Load violations were the most common infraction, as well as several flat or balding tires.

"Wheel fasteners is huge," Martin said. "We had a trailer brought in today that was missing wheel fasteners. That could potentially cause that wheel to come off at some point."

Serkyn and Martin attribute the high number of violations to lack of education, as well as drivers not expecting to be inspected in the area. There are no Ministry of Transportation inspection stations in Hamilton. The closest is Vineland, Martin said. And many drivers avoid them.

Making roadways safer

Hamilton police are stepping up efforts to ensure road safety, and to educate drivers to make their vehicles safe and expect inspections, Serkyn said.

"The whole point of the blitz is we want to prevent things from happening," she said. "We don't want fatalities on the roadways. We don't want major collisions.
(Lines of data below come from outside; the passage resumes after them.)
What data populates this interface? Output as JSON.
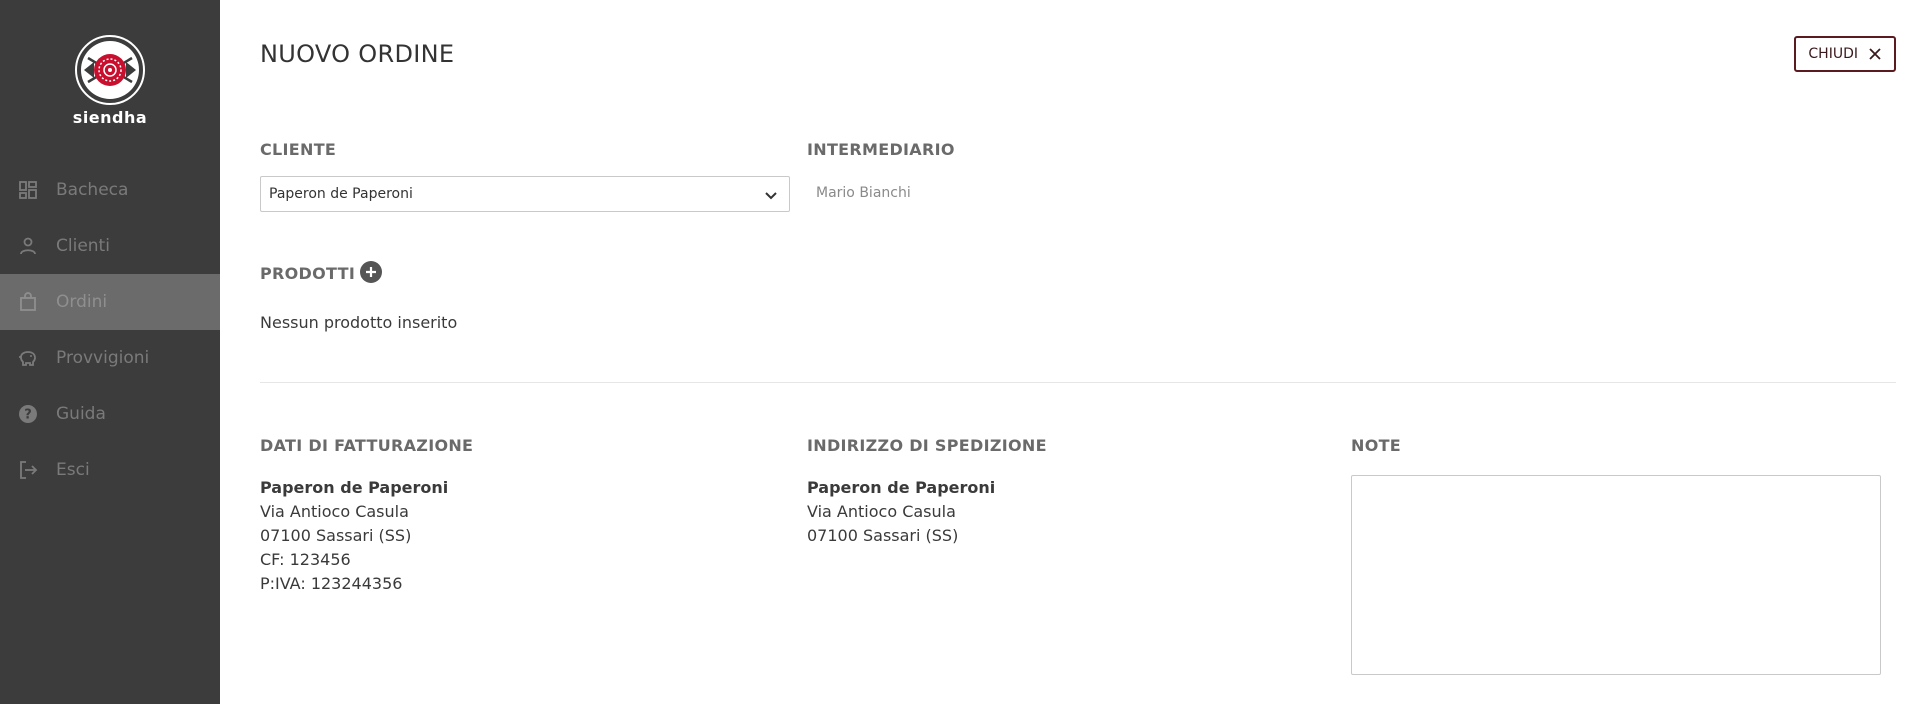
{
  "app": {
    "logo_text": "siendha"
  },
  "sidebar": {
    "items": [
      {
        "label": "Bacheca",
        "icon": "dashboard-icon"
      },
      {
        "label": "Clienti",
        "icon": "person-icon"
      },
      {
        "label": "Ordini",
        "icon": "shopping-bag-icon",
        "active": true
      },
      {
        "label": "Provvigioni",
        "icon": "piggy-bank-icon"
      },
      {
        "label": "Guida",
        "icon": "help-icon"
      },
      {
        "label": "Esci",
        "icon": "logout-icon"
      }
    ]
  },
  "header": {
    "title": "NUOVO ORDINE",
    "close_label": "CHIUDI"
  },
  "cliente": {
    "label": "CLIENTE",
    "selected": "Paperon de Paperoni"
  },
  "intermediario": {
    "label": "INTERMEDIARIO",
    "value": "Mario Bianchi"
  },
  "prodotti": {
    "label": "PRODOTTI",
    "empty_text": "Nessun prodotto inserito"
  },
  "fatturazione": {
    "label": "DATI DI FATTURAZIONE",
    "name": "Paperon de Paperoni",
    "street": "Via Antioco Casula",
    "city": "07100 Sassari (SS)",
    "cf": "CF: 123456",
    "piva": "P:IVA: 123244356"
  },
  "spedizione": {
    "label": "INDIRIZZO DI SPEDIZIONE",
    "name": "Paperon de Paperoni",
    "street": "Via Antioco Casula",
    "city": "07100 Sassari (SS)"
  },
  "note": {
    "label": "NOTE",
    "value": ""
  },
  "colors": {
    "sidebar_bg": "#3c3c3c",
    "sidebar_active": "#6b6b6b",
    "accent": "#5a1a1f",
    "logo_red": "#c8102e"
  }
}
"By being proactive and getting out there and stopping vehicles and looking for compliance, we're making the roadway safer for people."

Non-commercial motorists should look at truck safety like they look at impaired driving. If they see a potential impaired driver, they should call police. Unsafe trucks are no different, Martin said.

"If a motorist sees a vehicle that appears unsafe, don't hesitate to call," he said. "You don't have to call the Ministry of Transportation. Police can look into those issues."


  • This story was amended to correct the number of trucks traveling through Hamilton each day.